Hayatımız bir damla su ile bir avuç toprağın haşır neşir olması değil midir? Öyleyse nedir bu ihtiras ve olmayanı oldurma sevdası? Unutmayalım! Bizi bize anlatanlarla,bizi bizden çalanların savaşında; kendini bilenler kazanacaktır.
Öyleyse Şems Hazretlerinin buyurduğu gibi; “Olduğu kadar,olmadığı kader.” demek hayatı bilmektir. Bilmek, bilmemek ile birlikte olmamaktır. Hercai hayaller kurduğun şehrin sokaklarında attığın adımlar kadardır kapladığın yer . “Kadim dostum”dediğin bu şehir herkese aynı havayı sunar; lakin aynı imkânı sunar mı? Ne önemi var ki helalinden olduktan sonra rızıktan payına düşenin.Büyüklerin sözleri ve yaptıkları önünde dururken; ” Ben nasıl onlardan vazgeçerim?” dediğinde kaldırımlarında izlediğin yoldur adamlığın.Gittiğin kapıda karşılanışın nasılsa, uğurlanışında aynı olmalı. Vesselam…

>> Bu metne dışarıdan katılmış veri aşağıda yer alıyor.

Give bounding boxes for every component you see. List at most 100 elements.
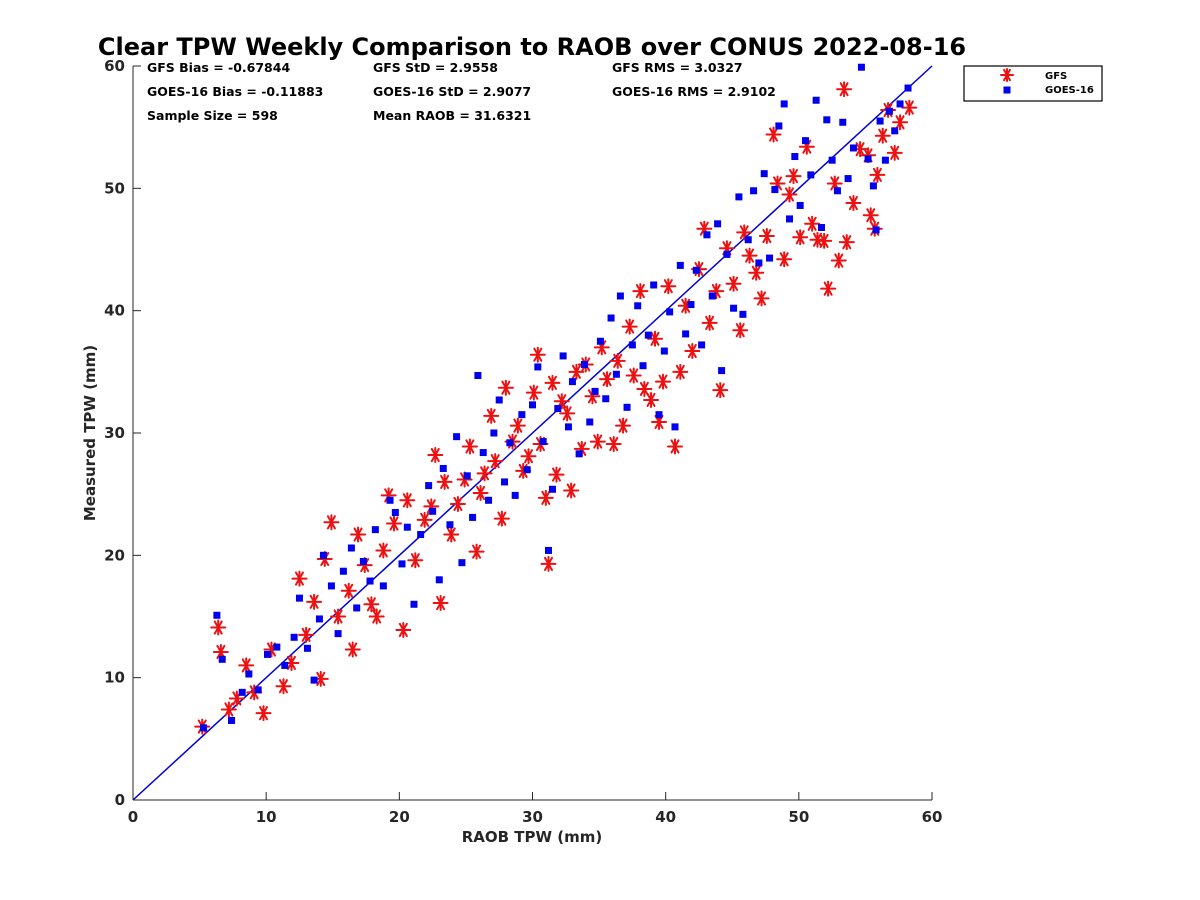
goes16-point	[554, 405, 562, 413]
gfs-point	[468, 543, 485, 560]
goes16-point	[334, 630, 342, 638]
x-tick-label: 60	[922, 808, 943, 826]
goes16-point	[238, 688, 246, 696]
goes16-point	[506, 439, 514, 447]
goes16-point	[718, 367, 726, 375]
goes16-point	[839, 118, 847, 126]
gfs-point	[368, 608, 385, 625]
gfs-point	[427, 447, 444, 464]
gfs-point	[520, 448, 537, 465]
goes16-point	[439, 464, 447, 472]
goes16-point	[310, 676, 318, 684]
x-tick-label: 20	[389, 808, 410, 826]
gfs-point	[677, 297, 694, 314]
goes16-point	[885, 107, 893, 115]
goes16-point	[735, 193, 743, 201]
gfs-point	[443, 526, 460, 543]
goes16-point	[263, 650, 271, 658]
gfs-point	[238, 657, 255, 674]
gfs-point	[672, 363, 689, 380]
goes16-point	[714, 220, 722, 228]
gfs-point	[874, 127, 891, 144]
stat-gfs-rms: GFS RMS = 3.0327	[612, 60, 743, 75]
goes16-point	[708, 292, 716, 300]
legend-box	[963, 65, 1103, 102]
goes16-point	[398, 560, 406, 568]
goes16-point	[453, 433, 461, 441]
goes16-point	[523, 466, 531, 474]
gfs-point	[509, 417, 526, 434]
gfs-point	[493, 510, 510, 527]
legend-gfs-asterisk	[1000, 68, 1014, 82]
gfs-point	[399, 492, 416, 509]
gfs-point	[636, 380, 653, 397]
gfs-point	[395, 621, 412, 638]
goes16-point	[872, 226, 880, 234]
plot-area: 0 10 20 30 40 50 60 0 10 20 30 40 50 60	[104, 57, 942, 826]
stat-goes16-rms: GOES-16 RMS = 2.9102	[612, 84, 776, 99]
goes16-point	[281, 661, 289, 669]
gfs-point	[312, 670, 329, 687]
gfs-point	[363, 596, 380, 613]
goes16-point	[796, 201, 804, 209]
goes16-point	[869, 182, 877, 190]
goes16-point	[750, 187, 758, 195]
gfs-point	[615, 417, 632, 434]
gfs-point	[350, 526, 367, 543]
goes16-point	[650, 281, 658, 289]
gfs-point	[291, 570, 308, 587]
gfs-point	[275, 678, 292, 695]
goes16-point	[327, 582, 335, 590]
goes16-point	[801, 137, 809, 145]
goes16-point	[812, 96, 820, 104]
stat-gfs-std: GFS StD = 2.9558	[373, 60, 498, 75]
gfs-series	[194, 81, 918, 735]
gfs-point	[483, 407, 500, 424]
legend: GFS GOES-16	[963, 65, 1103, 102]
goes16-point	[676, 261, 684, 269]
goes16-point	[864, 155, 872, 163]
goes16-point	[417, 531, 425, 539]
gfs-point	[548, 466, 565, 483]
goes16-point	[315, 615, 323, 623]
gfs-point	[323, 514, 340, 531]
goes16-point	[692, 266, 700, 274]
goes16-point	[881, 156, 889, 164]
goes16-point	[616, 292, 624, 300]
goes16-point	[469, 513, 477, 521]
gfs-point	[765, 126, 782, 143]
goes16-point	[200, 724, 208, 732]
gfs-point	[330, 608, 347, 625]
goes16-point	[539, 438, 547, 446]
gfs-point	[625, 367, 642, 384]
stats-block: GFS Bias = -0.67844 GFS StD = 2.9558 GFS…	[147, 60, 776, 123]
goes16-point	[518, 411, 526, 419]
goes16-point	[891, 127, 899, 135]
goes16-point	[586, 418, 594, 426]
y-tick-label: 40	[104, 302, 125, 320]
gfs-point	[563, 482, 580, 499]
x-tick-label: 0	[128, 808, 138, 826]
goes16-point	[904, 84, 912, 92]
gfs-point	[525, 384, 542, 401]
goes16-point	[474, 372, 482, 380]
gfs-point	[476, 465, 493, 482]
goes16-point	[660, 347, 668, 355]
gfs-point	[869, 166, 886, 183]
goes16-point	[896, 100, 904, 108]
goes16-point	[771, 186, 779, 194]
goes16-point	[723, 250, 731, 258]
ticks-layer: 0 10 20 30 40 50 60 0 10 20 30 40 50 60	[104, 57, 942, 826]
goes16-point	[687, 301, 695, 309]
goes16-point	[775, 122, 783, 130]
gfs-point	[776, 251, 793, 268]
x-tick-label: 50	[788, 808, 809, 826]
gfs-point	[416, 511, 433, 528]
gfs-point	[781, 186, 798, 203]
gfs-point	[306, 593, 323, 610]
goes16-point	[403, 523, 411, 531]
gfs-point	[725, 275, 742, 292]
gfs-point	[816, 232, 833, 249]
gfs-point	[487, 453, 504, 470]
gfs-point	[655, 373, 672, 390]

O kapı öyle bir kapı olmalı ki, hüzünlerin huzura,huzurun insanlığa nur olur.O kapının ilki seher vaktinde kainatta el ayak kesilmişken senin göz kulak kesildiğin o sesle vardığındır. Kaybettiğin yitiklerin bulunduğu makamdır saba. Gizli gizli ağladığın kimselerin görmediği duvar ya da pencere kenarıdır buğulbuğul… Sabahın saba makamında, eğildiğin kadar doğrulduğun mekânlarda duyduğun hazdır hasret kaldığımız insanlık. Yüzündeki suyun son damlası döküldüğünde şadırvana günahların da dökülür. Sen el pençe divan dururken, sana sunulmak için bir muştu doğar ana rahminden.
Heplerin içindeki hiçtir aradığın.Anne kucağı, baba ocağı hazzıdır doyamadığın.